Until cures are found, drug therapies are a lifeline to someone with cancer. Yet, drug therapies are often the cause of industry-termed “adverse events”. Our registry participants have reported many of the same issues as other survivors with common side effects including fatigue, diarrhea, edema, nausea and Hand and Foot Syndrome, where hands and feet experience redness, swelling and pain.
Clinicians are frequently unable to help patients properly address these problems, which affect their quality of life and ability to maintain their drug regimen.

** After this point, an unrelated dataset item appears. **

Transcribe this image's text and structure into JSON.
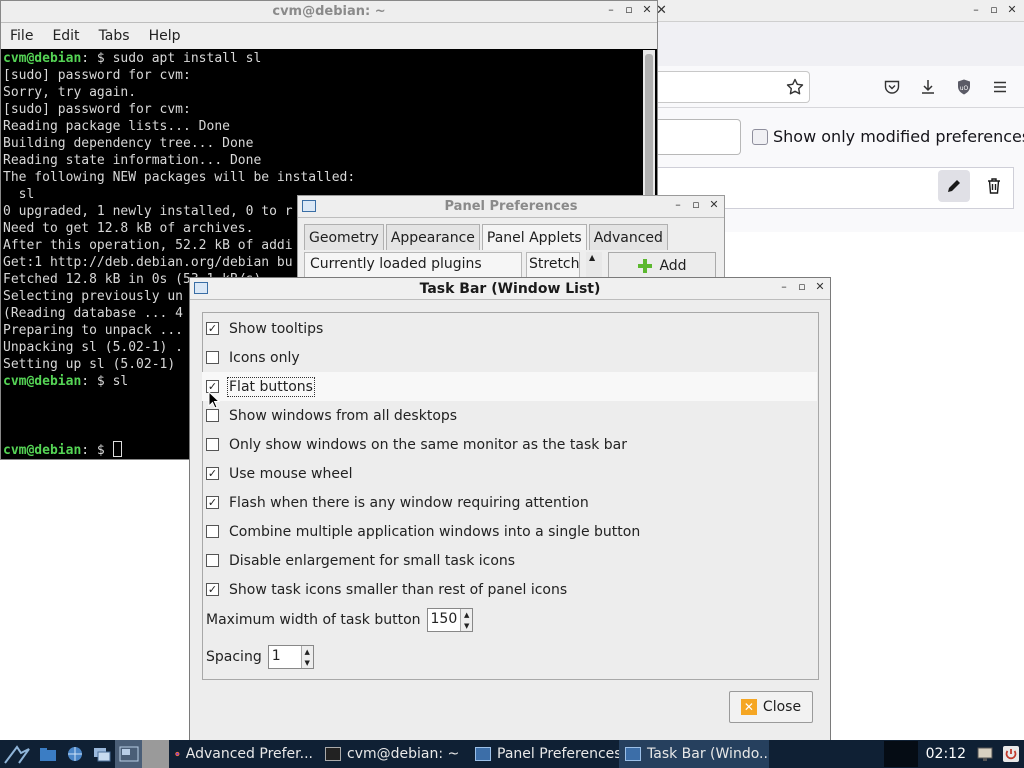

Appointments are often months apart, and patients can be hesitant to speak plainly about side effects, due to a number of factors, including the fear of the consequences it may have on treatment recommendations, inadequate consultation time or a self-perceived triviality of the symptom.
Overall, better communication can drastically improve a patient’s ability to manage side effects. Honesty with physicians is key and can provide these clinicians with an opportunity to become more involved with a patient’s care and quality of life issues. From the patient perspective, adding unique specialists to his or her medical team like nutritionists, gastroenterologists and dermatologists, speaking with the nursing staff, as well as seeking out resources that may provide benefit online or through a hospital can make a huge difference when deciding whether to discontinue treatment.
Patient advocacy groups can also strive toward better communication. The Life Raft Group’s Patient Registry includes fields for collecting side effects by treatment, which can be tracked over time, crossing institutional boundaries. Additionally, regular correspondence with our registry participants, tied to scan frequency, enables us to stay up-to-date with their pressing concerns. We are also able through these phone and email communications to arm patients with tools and questions to bring to their medical appointments.
Furthermore, our interactions with patients and registry case studies show that most side effects tend to get better over time. An effective side effect management tool could help patients reach this point.
Better side effect management will lead to improved drug adherence which has a direct impact on patient survival.